In the final act, after Alexander Hamilton dies, the entire cast comes together to sing the song “Who Lives, Who Dies, Who Tells Your Story.” This song explains to the audience what happens to all the remaining characters. It explores their legacy and leaves the characters asking if they had done enough to have lived a worthy life.
In my mind, I think of what the leaders of the City of Auburn Hills (our cast) have been doing to address the cards the community was dealt as the result of the Great Recession. The challenge of our time. Such as,
- Loss of a staggering $2.3 billion in true cash property value (2006-2014) due to the required lowering of property assessments based on the market’s decline
- The resulting 37% decrease in the City’s taxable property value, which is the value the City primarily generates revenue to operate and provide essential services like police, fire, utilities, and roads
- Loss of industrial personal property tax, with no certain replacement
- Unfavorable Michigan Tax Tribunal decisions and the insanity of the “Dark Store” phenomenon
It’s like flying a plane and having one of your engines go out when you least expect it. You must remain calm, land the plane safely, and get the engine fixed so that you can fly again.
Well, Auburn Hills has landed the plane safely and we have been fixing the engine. We have found that most didn’t even know the plane was in trouble, since they’ve seen little decline in their services. Also, property values have bounced back and the economy is healthier, but most don’t know that this recovery has not translated into revenue growth for the City since Michigan law caps it. Under these restraints, the City can’t “grow its way out” and recover the tax base lost during the economic downturn – although we have tried. No Michigan community is immune to this struggle.

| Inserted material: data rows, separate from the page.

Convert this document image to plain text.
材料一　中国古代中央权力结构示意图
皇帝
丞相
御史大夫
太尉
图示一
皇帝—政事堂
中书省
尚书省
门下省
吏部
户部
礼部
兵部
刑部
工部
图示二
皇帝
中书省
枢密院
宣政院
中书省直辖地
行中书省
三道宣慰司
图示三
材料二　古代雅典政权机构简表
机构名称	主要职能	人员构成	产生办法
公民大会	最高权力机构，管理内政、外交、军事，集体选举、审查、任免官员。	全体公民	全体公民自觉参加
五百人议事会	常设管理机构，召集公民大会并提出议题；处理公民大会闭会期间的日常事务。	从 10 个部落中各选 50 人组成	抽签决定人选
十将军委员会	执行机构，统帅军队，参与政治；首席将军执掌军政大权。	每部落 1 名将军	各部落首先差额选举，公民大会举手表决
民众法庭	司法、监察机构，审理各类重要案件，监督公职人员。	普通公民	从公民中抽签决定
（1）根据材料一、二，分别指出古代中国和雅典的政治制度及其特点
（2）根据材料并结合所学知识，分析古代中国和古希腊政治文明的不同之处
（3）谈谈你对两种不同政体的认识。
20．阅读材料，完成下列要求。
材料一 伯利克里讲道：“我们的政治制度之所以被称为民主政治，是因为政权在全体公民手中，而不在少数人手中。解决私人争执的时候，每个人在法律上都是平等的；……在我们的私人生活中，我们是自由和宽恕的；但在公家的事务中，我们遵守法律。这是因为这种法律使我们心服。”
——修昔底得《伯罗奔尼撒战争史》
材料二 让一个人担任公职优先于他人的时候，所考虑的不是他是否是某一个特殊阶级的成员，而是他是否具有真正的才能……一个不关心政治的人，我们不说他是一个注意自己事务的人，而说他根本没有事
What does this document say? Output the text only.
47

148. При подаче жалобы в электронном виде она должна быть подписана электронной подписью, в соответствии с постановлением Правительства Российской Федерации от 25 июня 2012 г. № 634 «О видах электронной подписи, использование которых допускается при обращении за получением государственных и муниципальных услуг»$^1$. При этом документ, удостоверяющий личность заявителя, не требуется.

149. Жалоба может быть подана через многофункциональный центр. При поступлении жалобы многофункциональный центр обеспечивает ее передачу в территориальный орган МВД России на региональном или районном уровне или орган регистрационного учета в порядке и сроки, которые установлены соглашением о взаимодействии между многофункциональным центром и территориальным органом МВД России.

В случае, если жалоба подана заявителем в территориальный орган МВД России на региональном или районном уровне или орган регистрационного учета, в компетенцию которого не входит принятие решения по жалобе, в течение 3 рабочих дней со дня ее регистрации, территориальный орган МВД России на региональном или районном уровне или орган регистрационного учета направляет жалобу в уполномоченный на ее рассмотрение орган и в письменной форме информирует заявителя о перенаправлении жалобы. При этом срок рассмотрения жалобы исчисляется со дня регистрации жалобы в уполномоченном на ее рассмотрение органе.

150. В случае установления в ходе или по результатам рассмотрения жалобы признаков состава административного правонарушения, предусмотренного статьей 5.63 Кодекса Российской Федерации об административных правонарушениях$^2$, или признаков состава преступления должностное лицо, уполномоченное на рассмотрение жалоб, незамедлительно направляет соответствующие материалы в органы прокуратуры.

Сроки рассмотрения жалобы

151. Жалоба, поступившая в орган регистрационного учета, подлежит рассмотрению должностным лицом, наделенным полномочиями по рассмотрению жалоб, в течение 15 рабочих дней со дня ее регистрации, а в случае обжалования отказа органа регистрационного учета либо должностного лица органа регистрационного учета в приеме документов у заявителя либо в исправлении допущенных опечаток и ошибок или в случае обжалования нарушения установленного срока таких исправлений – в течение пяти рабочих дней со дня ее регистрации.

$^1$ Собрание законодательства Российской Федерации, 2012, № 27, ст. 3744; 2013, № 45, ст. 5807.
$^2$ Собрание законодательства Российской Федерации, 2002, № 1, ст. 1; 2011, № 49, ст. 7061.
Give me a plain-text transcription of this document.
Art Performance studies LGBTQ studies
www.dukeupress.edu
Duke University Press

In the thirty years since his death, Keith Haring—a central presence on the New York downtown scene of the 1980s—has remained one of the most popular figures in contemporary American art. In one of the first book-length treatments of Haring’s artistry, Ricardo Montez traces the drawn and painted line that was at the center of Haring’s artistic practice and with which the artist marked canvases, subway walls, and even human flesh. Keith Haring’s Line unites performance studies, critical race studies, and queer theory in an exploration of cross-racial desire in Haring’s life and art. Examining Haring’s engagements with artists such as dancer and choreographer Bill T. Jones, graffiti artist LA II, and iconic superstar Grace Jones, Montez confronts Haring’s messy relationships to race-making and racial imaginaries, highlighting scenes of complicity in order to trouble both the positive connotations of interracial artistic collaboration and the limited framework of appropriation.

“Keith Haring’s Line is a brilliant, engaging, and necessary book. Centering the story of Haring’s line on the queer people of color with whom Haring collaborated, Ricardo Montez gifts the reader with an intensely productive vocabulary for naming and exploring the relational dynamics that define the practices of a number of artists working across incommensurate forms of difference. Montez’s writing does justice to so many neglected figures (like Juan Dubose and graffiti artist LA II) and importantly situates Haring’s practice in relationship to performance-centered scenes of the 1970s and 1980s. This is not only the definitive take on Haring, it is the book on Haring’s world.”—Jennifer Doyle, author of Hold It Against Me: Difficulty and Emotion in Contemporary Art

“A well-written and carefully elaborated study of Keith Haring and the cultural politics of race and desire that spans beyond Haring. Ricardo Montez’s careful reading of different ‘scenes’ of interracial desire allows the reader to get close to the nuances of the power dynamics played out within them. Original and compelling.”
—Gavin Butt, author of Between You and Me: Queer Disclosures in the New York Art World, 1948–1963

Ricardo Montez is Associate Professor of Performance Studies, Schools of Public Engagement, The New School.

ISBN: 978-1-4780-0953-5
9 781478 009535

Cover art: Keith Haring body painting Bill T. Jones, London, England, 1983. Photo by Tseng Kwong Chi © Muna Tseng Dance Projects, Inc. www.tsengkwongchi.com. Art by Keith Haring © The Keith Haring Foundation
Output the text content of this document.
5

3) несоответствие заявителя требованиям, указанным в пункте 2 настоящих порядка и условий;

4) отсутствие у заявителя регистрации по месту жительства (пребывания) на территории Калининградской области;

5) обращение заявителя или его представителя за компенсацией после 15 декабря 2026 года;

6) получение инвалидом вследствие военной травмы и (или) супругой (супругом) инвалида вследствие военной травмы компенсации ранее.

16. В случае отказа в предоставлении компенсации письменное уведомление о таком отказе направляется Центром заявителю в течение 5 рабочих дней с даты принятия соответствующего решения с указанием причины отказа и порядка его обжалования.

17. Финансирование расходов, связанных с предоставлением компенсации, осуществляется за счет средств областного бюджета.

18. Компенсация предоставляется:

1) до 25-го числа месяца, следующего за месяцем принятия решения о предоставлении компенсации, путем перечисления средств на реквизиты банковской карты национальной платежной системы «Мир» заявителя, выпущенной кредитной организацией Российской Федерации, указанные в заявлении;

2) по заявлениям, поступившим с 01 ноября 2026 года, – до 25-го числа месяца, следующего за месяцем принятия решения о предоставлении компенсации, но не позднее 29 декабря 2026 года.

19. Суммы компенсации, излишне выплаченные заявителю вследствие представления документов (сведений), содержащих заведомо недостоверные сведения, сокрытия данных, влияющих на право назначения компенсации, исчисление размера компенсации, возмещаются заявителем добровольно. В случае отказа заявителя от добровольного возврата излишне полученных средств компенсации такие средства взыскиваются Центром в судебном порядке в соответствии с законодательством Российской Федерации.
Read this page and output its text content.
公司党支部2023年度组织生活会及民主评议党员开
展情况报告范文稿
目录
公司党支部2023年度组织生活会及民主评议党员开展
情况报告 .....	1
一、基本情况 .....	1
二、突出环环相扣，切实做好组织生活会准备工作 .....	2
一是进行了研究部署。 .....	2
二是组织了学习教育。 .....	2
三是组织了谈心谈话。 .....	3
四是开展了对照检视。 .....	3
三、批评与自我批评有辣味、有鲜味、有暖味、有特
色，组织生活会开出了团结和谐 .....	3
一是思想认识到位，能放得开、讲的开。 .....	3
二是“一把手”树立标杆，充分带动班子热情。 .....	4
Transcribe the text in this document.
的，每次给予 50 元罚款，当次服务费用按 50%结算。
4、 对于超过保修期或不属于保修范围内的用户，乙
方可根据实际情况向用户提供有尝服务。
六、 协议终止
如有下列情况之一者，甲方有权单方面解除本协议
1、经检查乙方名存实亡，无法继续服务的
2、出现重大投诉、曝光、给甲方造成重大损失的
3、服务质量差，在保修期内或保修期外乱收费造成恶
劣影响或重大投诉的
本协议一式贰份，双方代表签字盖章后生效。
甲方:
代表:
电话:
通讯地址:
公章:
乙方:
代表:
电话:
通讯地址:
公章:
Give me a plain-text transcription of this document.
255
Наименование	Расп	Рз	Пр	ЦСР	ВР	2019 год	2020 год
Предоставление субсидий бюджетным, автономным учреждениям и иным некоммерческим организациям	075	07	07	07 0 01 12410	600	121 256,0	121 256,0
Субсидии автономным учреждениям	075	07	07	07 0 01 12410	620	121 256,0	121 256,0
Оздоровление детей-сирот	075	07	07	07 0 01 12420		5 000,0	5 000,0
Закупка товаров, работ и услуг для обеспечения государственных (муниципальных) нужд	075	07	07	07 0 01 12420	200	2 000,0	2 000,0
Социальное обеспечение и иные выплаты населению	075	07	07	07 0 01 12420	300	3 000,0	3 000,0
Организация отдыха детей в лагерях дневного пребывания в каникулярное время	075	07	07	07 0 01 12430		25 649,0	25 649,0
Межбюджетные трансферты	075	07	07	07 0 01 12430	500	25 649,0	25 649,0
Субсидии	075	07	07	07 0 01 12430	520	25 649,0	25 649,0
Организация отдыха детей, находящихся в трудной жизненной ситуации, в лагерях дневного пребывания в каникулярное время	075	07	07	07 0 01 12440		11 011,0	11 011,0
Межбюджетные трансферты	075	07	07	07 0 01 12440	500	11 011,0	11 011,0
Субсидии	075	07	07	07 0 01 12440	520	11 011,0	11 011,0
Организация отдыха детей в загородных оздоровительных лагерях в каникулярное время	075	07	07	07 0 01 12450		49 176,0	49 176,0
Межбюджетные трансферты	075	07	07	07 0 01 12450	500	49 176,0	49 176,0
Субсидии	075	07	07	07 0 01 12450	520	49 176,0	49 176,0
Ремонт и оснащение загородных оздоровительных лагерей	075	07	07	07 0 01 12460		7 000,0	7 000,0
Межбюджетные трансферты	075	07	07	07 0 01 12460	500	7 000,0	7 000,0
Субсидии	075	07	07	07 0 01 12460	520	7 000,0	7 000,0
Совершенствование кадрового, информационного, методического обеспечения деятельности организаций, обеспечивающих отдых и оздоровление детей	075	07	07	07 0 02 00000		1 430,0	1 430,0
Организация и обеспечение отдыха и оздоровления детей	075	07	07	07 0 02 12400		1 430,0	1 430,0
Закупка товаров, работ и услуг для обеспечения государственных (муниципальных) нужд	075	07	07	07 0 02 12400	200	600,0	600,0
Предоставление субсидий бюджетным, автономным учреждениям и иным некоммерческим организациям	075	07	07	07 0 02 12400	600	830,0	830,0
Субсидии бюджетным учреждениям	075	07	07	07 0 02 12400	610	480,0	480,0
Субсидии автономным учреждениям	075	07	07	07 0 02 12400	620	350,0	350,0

Fortunately, the City Council has had the foresight to see that the status quo will become unsustainable over time. With the support of City Manager Tanghe and staff, the Council has methodically made some difficult decisions over the years to stabilize the finances of our community … and will continue to do so. Recently, the Council authorized a Fire Department millage election, which will take place on August 2, 2016. It’s a critical step forward in securing a strong future for the City.
Like the cast of Hamilton, it’s our hope that future generations in Auburn Hills will remember this time in history and tell our story of resilience.